The use of group activities as the primary agent of psychological change emerged with J. L. Moreno's psychodrama innovations in the 1920s, and several modern experiential approaches to psychotherapy emphasize the use of an activity base, including art, music, and play therapies. The therapeutic effects of natural settings were evident in the camping programs developed for troubled youths in the 1930s. Outward Bound, the experiential learning program developed by Kurt Hahn in the 1940s and brought to the United States in the 1960s, effectively inspired self-discipline and self-confidence through physically and mentally challenging experiences in wilderness settings. The principles of experiential learning developed in the Outward Bound schools were later adopted and further developed by organizations such as Project Adventure and the Association of Experiential Education. These and similar organizations adapted the survival challenges of the Outward Bound protocols to nonwilderness settings in schools, recreation centers, and physical and mental health treatment centers by developing challenge courses, high and low ropes courses, cooperative games, and initiatives designed to elicit learning through experience. Today, the principles of adventure therapy are evident across a wide range of programs, including personal growth and enrichment curricula, corporate training and teambuilding efforts, antirecidivism programs for adjudicated youth, substance abuse treatment, and both outpatient and inpatient mental health counseling for families, couples, and individuals.
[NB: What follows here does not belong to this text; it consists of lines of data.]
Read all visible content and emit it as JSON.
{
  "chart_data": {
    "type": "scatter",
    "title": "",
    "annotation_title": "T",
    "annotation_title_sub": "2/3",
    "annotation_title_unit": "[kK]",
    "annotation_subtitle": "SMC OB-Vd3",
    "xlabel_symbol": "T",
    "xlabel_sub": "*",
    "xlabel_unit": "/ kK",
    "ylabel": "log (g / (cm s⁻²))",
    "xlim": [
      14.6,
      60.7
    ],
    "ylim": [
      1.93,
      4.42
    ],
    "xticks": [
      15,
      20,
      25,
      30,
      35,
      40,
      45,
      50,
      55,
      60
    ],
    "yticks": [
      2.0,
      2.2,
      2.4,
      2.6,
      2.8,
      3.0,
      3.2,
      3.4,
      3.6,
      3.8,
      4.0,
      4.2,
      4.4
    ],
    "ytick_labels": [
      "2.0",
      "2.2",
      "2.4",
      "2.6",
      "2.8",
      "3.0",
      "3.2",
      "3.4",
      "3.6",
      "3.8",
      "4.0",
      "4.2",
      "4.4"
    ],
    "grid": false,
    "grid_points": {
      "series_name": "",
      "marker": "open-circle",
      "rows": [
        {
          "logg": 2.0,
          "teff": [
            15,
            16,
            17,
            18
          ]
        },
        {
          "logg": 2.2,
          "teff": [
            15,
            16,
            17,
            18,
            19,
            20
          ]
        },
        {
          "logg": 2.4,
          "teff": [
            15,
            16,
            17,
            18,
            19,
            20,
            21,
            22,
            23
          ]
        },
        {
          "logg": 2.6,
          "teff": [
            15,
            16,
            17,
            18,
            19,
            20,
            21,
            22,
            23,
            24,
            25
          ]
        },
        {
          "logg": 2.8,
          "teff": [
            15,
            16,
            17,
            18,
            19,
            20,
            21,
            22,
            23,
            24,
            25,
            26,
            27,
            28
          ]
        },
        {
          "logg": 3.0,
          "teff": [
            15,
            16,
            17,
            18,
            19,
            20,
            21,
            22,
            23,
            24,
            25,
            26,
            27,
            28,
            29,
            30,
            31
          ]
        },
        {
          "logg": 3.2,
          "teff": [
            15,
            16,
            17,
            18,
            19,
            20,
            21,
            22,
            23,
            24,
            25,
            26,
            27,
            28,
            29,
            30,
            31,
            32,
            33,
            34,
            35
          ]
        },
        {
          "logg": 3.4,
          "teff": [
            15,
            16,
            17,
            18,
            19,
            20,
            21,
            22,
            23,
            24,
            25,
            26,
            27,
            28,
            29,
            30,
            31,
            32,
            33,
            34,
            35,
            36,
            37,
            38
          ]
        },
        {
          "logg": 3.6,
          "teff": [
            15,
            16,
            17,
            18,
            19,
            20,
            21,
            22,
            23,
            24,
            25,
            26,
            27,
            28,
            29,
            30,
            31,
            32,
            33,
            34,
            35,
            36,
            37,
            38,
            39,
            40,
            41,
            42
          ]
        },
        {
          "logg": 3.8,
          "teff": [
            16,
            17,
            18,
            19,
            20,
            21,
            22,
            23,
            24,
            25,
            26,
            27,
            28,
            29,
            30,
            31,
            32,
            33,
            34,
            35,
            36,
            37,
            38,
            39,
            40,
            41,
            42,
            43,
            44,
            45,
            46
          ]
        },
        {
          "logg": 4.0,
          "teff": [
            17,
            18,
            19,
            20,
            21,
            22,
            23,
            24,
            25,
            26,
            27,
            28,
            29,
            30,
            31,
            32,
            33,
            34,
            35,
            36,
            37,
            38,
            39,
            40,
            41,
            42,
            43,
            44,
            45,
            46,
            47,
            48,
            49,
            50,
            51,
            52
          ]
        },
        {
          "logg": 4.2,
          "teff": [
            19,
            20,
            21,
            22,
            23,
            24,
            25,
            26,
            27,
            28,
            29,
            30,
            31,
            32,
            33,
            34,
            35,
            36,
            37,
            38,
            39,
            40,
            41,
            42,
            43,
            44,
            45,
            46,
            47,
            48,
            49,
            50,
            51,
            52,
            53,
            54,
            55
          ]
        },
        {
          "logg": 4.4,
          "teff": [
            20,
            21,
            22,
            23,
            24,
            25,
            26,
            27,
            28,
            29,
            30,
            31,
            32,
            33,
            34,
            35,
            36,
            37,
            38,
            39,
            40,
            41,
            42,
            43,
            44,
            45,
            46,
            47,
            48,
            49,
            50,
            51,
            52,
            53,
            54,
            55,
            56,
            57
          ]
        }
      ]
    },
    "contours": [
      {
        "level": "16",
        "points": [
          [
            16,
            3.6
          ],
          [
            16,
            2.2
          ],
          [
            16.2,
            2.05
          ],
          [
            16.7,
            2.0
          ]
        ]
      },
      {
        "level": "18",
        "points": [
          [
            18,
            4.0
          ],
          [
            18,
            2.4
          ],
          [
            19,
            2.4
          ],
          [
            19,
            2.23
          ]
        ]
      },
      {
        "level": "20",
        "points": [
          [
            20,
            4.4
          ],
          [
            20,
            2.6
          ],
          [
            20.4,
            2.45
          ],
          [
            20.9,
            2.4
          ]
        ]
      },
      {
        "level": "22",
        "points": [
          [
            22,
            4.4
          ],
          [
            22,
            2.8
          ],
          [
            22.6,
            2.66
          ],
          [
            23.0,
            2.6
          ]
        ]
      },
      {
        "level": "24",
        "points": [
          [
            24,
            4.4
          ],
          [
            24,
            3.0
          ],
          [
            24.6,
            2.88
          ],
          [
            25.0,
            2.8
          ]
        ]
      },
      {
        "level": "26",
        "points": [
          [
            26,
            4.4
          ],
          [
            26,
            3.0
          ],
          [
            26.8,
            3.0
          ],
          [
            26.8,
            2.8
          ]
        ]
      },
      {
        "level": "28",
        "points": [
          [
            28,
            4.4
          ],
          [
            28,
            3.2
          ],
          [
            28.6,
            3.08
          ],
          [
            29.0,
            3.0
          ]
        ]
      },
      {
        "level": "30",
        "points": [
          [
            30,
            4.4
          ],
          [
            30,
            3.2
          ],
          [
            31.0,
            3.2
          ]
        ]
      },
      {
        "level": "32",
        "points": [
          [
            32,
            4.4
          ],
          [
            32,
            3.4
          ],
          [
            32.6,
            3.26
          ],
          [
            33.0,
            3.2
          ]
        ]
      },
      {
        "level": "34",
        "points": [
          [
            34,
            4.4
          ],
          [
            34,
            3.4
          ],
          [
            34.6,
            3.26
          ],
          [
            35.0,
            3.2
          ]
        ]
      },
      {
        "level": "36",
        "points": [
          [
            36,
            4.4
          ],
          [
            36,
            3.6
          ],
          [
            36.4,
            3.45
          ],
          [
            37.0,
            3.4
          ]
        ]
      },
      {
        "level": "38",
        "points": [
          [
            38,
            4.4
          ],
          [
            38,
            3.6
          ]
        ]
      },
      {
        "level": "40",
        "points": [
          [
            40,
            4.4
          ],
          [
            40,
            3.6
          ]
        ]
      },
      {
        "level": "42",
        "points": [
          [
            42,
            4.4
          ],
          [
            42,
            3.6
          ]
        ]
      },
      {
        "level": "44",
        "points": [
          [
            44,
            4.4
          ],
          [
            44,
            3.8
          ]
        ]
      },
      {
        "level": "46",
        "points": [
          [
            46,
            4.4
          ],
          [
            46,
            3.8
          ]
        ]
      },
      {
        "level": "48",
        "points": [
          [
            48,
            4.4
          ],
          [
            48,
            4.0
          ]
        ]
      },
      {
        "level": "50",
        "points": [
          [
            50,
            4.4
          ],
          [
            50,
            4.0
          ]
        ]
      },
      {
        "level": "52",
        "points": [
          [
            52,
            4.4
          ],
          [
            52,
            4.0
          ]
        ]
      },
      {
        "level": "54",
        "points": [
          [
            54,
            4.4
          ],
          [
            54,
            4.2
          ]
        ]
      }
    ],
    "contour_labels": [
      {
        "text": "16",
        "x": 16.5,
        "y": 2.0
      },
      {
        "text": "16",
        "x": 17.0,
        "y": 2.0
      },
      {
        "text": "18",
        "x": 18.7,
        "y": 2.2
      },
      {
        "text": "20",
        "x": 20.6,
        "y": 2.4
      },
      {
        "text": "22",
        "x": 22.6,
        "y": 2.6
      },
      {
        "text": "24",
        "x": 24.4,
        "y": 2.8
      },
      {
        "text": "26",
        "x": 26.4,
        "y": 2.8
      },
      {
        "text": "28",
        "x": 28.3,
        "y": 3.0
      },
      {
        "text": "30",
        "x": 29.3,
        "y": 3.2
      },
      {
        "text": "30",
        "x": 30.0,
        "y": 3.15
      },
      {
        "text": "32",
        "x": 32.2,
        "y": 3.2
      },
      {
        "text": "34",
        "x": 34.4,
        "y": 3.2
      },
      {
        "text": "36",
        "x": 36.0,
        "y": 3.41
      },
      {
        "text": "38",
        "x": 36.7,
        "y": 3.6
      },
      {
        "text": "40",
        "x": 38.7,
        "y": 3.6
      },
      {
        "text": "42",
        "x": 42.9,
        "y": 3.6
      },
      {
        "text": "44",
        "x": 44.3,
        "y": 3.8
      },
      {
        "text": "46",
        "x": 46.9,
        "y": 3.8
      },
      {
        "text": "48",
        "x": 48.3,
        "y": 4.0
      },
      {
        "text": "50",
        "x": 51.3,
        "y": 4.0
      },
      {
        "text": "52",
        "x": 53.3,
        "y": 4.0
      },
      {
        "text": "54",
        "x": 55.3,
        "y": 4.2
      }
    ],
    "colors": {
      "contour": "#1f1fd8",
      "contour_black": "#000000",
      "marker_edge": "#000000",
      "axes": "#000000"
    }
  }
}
Nature of Adventure Therapy

The fundamental proposition of adventure therapy involves exposing a group of individuals to a novel setting in which they strive to negotiate a variety of challenging tasks that involve real or perceived risk and where the outcome of their efforts is directly affected by the choices that they make, both individually and in concert with other group members. The settings of adventure therapy often involve the natural surroundings of the outdoor environment and usually entail adventurous activities inspired by such outdoor pursuits as rock climbing or wilderness survival. Confronted by the real or perceived risks—both physical and psychological—inherent in the challenges posed by these activities, clients experience reactions consistent with their preferred or characteristic affective, cognitive, and behavioral responses when confronted by difficult situations in their everyday lives. Thus, they have an opportunity to “catch themselves being themselves.” As clients process their experiences with the group by sharing their experiences and receiving feedback from the other members, they have an opportunity to gain insight about their choices and about the consequences of their behavior. As the activities of the group proceed, they may choose to enact new behaviors that they believe will be more likely to produce the outcomes they desire and thereby they gain an experience of positive behavioral change. The goal of adventure therapy is to assist clients to transfer what they learn from the novel experiences of these adventurous initiatives to the more significant domain of their daily lives.